To sum up, we feel like we’re in a leaky little boat and we just ate Roger the cabin boy, but there is no land in sight.

…and there may not be for a while. Still, idylls of cannibalism and exposure are a bit extreme. After all, the free market will inevitably pull out a sextant and make for dry land, right?

Like John Carter of Mars always said when he was being pursued by some flesh-eating plants and headless Kaldanes…”I still live!” Even if there won’t be any postal delivery on Saturdays any more.

So yeah, in answer to many emails and IMs and PMs and so on, it has been a shaky week here at Stately Beat Manor, not because of anything that happened to me personally, but just the general gloom and doom. But this too shall pass.

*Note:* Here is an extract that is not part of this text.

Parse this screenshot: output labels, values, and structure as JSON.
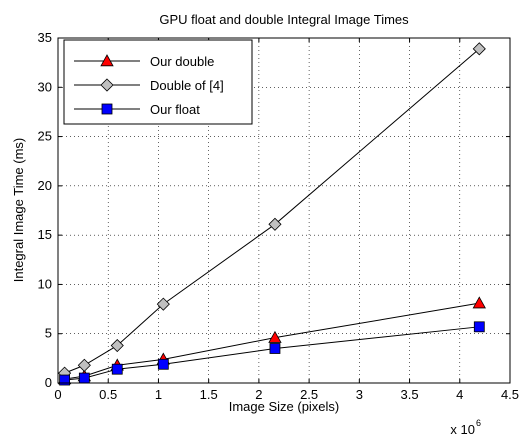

In the spirit of survival, struggle, Barsoom references and giant apes, here’s a painting of John Carter of Mars by Boris Vallejo and Julie Bell. Because nothing says hope like half-naked people fighting.

John Carter- Bill

8 COMMENTS

  1. Another survivor ignobly thrown off the lifeboat, Realms of Fantasy is folding, last issue will be April. Thet were a wonderful venue for fantasy writers & artists and they always paid on time and they always let you try out stylistic experiments and they even ran full page B&W illos in every issue.

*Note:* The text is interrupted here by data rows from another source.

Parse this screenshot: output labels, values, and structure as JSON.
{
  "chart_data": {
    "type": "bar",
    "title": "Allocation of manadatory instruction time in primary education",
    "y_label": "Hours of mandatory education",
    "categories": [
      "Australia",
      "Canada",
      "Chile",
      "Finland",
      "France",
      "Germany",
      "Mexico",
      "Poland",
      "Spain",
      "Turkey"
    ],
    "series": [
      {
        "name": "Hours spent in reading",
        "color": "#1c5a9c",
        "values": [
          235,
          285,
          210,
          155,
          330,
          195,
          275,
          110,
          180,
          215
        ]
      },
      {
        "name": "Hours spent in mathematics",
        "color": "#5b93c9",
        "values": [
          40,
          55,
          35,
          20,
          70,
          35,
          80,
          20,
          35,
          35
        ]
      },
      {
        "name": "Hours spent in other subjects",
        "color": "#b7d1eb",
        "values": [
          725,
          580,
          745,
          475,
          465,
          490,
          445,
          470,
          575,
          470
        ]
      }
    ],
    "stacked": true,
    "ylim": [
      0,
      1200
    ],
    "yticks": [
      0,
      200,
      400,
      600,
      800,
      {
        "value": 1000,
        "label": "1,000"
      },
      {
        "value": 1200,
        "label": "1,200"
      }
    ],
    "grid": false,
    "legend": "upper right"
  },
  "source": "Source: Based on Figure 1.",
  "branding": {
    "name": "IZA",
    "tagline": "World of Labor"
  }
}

  2. Another survivor ignobly thrown off the lifeboat, Realms of Fantasy is folding, last issue will be April. They were a wonderful venue for fantasy writers & artists and they always paid on time and they always let you try out stylistic experiments and they even ran full page B&W illos in every issue.

  3. Not just half-naked people fighting, half-naked people fighting FOUR-ARMED GORILLAS. It’s that last, crucial element that creates the hope.

  4. Man, those Bellejo paintings are unappealing. The poses of the people are so posed and static, and there doesn’t seem to ever be any interaction between the characters. It’s as if each thing was created (photographed) independently of the other and then “pasted” together. There is never a feeling like it’s one unified scene. Why are the people always so shiny, almost as if they are manufactured? Remember when there were all those airbrush paintings that people were putting on the side of their vans? This feels the same way, like something left over from 1972.

  5. The man is supposed to walk on the OUTSIDE of the sidewalk, ladies on the inside!